Objective: To define chronic hepatitis C virus (HCV) infection among patients with persistently normal aminotransferase levels (PNAL).

Design: Retrospective chart review of all patients encountered during 1-yr with positive hepatitis C antibody (anti-C100-3 ELISA), no alternative cause for their liver disease and PNAL for 6 or more consecutive months prebiopsy. Blinded review of liver histology.

Setting: Outpatient hepatology clinics of two academic centers.

Patients: Fifty patients with PNAL among 303 with hepatitis C.

Measurements: Epidemiologic profiles, reasons for seroscreening and confirmatory analyses were tabulated. Histology was reviewed and grading of inflammatory activity and stage of fibrosis was determined by protocol.

Results: Among 50 patients with PNAL, 35 (70%) were female, 34 (68%) had parenterally acquired HCV, 44 (88%) abstained (> 2 yr) from ethanol, all were HIV-negative and none pharmacologically immunosuppressed. HCV infection was uniformly confirmed by RIBA II or HCV-RNA assay. The mean level of HCV-RNA by quantitative PCR was 3.79 x 10(5) copies/ml (range, 500 to 1.8 x 10(6) copies/ ml) and by B-DNA, 53 x 10(5) copies/ml (range, 3.5-230 x 10(5) copies/ml). Traditional histoevaluation yielded chronic hepatitis ("active", n = 15; "persistent", n = 25), cirrhosis (n = 7), and normal histology (n = 3). Blinded protocol review of histology (inflammatory grade/fibrotic stage) revealed 0/0 (n = 4), 1/0 (n = 6), 2/0 (n = 17), 2/1 (n = 3), 2/4 (n = 1), 3/0 (n = 2), 3/1 (n = 6), 3/2 (n = 2), and 3/3 (n = 9).

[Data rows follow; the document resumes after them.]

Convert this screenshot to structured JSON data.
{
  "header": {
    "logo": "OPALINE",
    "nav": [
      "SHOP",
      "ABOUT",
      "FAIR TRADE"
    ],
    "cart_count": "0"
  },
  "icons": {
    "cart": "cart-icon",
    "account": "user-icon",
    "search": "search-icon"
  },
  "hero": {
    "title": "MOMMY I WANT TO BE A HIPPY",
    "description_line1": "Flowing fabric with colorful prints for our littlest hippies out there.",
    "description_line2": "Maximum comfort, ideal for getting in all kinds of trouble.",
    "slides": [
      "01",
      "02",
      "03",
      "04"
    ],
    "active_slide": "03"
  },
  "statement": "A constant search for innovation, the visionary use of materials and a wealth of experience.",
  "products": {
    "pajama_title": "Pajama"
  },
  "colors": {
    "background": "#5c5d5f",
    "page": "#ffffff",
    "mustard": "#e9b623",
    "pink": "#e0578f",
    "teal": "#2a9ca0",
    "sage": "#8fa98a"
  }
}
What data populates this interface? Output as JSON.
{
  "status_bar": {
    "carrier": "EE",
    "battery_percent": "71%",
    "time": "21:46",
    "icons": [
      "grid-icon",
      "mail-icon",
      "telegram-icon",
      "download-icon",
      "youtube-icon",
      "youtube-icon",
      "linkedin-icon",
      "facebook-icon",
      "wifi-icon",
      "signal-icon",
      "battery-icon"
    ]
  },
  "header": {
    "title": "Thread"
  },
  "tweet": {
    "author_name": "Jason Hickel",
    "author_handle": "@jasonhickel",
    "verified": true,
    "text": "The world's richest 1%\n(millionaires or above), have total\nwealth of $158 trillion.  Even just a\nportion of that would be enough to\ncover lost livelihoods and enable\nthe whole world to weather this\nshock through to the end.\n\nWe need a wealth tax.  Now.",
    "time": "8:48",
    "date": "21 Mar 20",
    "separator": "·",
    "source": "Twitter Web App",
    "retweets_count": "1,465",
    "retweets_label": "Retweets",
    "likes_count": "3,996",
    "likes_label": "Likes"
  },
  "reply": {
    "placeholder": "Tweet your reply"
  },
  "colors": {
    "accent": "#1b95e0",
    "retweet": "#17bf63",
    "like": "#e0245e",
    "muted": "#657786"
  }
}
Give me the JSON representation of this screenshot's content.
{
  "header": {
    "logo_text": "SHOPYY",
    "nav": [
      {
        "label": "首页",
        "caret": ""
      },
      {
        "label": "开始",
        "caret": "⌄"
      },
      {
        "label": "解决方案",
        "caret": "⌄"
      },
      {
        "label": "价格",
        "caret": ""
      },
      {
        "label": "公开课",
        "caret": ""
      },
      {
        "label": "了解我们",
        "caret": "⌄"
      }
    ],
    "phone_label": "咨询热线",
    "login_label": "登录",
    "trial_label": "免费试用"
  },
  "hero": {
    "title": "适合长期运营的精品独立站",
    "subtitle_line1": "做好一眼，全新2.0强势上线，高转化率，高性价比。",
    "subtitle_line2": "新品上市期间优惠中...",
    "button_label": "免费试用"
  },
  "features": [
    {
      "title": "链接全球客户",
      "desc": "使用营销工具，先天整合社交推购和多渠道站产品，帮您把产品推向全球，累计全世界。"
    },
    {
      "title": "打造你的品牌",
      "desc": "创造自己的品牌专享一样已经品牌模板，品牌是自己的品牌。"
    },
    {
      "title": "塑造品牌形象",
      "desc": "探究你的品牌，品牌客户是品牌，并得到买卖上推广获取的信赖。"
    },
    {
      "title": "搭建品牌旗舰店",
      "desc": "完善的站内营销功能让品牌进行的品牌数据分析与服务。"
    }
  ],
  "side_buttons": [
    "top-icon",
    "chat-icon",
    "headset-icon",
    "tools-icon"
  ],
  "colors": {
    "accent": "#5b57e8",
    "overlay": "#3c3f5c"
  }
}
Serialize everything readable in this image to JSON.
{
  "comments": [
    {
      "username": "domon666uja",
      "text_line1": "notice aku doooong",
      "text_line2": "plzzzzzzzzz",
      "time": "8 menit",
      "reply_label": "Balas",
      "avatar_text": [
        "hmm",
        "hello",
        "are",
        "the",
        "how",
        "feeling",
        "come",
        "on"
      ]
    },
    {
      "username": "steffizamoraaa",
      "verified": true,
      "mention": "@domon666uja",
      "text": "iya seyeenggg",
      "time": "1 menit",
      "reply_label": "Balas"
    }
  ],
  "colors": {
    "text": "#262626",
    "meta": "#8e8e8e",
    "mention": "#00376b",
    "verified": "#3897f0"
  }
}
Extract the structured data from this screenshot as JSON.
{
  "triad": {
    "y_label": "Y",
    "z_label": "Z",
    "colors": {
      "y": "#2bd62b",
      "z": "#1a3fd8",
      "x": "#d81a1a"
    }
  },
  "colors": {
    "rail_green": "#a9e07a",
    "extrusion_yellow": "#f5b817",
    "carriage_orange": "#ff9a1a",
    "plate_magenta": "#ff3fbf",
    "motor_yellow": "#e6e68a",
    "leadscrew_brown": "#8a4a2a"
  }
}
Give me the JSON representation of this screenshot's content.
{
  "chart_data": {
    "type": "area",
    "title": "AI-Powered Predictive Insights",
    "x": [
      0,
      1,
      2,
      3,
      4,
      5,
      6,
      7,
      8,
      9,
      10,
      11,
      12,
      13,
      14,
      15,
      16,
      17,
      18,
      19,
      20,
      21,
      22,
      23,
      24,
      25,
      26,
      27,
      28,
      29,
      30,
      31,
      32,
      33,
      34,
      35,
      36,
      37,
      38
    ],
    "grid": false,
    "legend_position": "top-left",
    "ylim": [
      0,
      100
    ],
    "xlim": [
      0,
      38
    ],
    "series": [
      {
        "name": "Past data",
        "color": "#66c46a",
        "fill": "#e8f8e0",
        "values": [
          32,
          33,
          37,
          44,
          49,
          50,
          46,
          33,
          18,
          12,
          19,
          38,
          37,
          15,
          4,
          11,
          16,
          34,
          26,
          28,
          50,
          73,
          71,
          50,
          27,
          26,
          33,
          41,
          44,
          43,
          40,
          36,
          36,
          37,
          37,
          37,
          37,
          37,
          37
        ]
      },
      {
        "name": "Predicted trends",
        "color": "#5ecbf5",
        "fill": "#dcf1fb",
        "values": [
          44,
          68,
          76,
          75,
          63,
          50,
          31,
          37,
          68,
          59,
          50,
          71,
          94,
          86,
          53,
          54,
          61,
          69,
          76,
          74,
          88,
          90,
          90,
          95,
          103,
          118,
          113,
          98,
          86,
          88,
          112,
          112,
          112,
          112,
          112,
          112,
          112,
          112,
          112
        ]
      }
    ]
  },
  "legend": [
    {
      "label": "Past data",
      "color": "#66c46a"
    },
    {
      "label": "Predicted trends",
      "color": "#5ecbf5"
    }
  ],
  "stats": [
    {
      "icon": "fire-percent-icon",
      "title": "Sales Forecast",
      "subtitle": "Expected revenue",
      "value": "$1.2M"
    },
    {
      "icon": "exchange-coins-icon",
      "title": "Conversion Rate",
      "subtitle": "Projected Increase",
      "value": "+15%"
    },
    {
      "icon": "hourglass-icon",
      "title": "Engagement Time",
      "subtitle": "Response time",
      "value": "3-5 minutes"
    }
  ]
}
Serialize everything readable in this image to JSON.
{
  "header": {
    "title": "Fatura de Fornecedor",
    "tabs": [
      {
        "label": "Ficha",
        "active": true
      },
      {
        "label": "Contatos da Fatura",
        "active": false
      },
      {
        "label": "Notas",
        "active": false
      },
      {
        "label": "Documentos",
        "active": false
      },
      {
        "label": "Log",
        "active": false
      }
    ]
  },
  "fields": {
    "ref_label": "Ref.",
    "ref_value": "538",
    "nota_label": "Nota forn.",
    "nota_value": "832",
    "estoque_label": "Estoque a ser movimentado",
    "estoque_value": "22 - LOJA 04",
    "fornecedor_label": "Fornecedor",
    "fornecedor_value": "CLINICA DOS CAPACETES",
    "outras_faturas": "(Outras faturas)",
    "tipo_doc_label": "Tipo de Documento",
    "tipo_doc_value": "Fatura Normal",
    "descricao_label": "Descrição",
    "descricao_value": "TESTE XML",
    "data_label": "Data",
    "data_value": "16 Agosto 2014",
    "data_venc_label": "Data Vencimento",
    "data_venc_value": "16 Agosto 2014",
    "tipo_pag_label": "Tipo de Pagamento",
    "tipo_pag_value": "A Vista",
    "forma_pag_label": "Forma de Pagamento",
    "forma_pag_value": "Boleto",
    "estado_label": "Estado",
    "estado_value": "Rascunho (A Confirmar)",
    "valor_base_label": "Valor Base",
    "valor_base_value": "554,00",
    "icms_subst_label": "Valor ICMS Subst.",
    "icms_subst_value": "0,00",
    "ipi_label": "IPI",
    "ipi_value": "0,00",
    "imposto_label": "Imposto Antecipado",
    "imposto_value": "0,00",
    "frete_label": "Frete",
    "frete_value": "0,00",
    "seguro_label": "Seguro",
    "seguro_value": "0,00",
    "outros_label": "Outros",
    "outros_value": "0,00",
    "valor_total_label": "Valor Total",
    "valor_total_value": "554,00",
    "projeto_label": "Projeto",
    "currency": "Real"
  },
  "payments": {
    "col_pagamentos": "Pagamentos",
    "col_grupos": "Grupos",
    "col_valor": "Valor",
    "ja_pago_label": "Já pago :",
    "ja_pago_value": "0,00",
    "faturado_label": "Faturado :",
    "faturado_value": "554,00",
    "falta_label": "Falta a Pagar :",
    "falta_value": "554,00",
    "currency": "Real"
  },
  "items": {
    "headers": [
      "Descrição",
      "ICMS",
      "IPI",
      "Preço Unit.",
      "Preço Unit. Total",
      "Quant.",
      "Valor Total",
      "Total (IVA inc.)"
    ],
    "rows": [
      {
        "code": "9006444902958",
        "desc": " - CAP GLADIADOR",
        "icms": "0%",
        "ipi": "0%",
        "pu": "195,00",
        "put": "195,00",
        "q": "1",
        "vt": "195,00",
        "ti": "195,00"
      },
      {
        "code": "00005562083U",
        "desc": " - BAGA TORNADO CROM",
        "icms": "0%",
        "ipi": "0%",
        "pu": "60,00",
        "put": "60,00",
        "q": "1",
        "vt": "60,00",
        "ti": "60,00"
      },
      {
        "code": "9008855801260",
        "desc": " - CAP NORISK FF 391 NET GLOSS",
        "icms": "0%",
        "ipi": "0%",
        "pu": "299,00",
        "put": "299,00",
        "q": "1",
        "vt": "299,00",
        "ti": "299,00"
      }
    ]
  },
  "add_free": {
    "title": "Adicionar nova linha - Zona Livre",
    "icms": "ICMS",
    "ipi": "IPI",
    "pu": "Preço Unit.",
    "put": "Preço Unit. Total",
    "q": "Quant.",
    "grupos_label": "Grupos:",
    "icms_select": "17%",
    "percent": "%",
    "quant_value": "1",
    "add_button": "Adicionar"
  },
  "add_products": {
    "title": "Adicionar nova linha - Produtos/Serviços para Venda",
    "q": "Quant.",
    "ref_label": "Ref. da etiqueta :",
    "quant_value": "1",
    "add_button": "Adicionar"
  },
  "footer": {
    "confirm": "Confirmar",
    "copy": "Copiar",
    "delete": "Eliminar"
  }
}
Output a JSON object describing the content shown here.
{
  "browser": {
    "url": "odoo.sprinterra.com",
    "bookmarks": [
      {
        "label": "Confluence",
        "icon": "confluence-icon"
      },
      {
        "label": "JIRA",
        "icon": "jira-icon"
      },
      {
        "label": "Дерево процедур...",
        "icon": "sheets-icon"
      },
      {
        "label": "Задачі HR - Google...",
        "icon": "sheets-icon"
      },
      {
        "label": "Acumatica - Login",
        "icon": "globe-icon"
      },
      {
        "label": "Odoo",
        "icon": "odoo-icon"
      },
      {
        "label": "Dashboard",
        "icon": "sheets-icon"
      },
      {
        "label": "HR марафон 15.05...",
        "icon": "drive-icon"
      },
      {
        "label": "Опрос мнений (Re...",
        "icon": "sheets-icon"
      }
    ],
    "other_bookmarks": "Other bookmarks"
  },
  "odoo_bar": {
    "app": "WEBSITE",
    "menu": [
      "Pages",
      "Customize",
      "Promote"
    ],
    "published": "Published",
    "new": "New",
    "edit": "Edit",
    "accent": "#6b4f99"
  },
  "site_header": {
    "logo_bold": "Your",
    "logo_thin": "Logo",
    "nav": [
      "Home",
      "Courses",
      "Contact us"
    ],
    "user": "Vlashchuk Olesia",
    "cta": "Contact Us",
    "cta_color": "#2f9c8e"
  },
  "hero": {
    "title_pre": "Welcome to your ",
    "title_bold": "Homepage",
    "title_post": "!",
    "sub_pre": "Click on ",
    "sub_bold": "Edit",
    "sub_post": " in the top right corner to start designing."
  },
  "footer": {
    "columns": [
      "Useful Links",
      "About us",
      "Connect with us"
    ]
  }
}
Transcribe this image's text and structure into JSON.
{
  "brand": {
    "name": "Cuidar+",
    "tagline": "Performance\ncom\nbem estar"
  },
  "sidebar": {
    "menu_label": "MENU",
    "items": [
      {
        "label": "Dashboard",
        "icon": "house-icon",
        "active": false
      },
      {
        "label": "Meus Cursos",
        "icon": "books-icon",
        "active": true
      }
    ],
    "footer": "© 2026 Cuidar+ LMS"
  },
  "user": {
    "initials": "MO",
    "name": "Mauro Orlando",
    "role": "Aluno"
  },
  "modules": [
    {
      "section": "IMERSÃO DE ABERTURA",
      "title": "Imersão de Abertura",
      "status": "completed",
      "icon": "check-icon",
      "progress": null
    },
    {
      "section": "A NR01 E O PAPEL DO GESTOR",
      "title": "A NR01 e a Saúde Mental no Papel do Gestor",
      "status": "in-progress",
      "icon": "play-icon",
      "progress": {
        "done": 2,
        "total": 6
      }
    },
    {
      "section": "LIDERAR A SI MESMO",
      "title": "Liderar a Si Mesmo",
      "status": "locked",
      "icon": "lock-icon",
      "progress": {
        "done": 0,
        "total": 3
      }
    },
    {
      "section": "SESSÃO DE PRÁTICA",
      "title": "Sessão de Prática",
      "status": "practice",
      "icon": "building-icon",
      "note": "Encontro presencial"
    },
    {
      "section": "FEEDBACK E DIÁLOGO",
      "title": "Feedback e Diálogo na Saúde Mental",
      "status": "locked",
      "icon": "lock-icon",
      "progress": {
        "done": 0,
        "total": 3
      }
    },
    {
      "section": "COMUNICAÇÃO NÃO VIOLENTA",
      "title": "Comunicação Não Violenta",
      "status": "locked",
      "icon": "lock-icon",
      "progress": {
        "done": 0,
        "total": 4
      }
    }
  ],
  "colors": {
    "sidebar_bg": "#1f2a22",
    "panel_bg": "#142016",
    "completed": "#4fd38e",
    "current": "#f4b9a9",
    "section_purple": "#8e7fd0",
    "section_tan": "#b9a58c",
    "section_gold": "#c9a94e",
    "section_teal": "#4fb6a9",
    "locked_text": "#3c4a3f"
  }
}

Conclusions: In chronic HCV infection, active inflammation, fibrosis, and variable circulating HCV-RNA levels may coexist with PNAL, particularly among female nondrinkers. Asymptomatic carriers with normal histology comprise 6 to 8% of chronic hepatitis C with PNAL. Management guidelines for this group of patients need to be developed.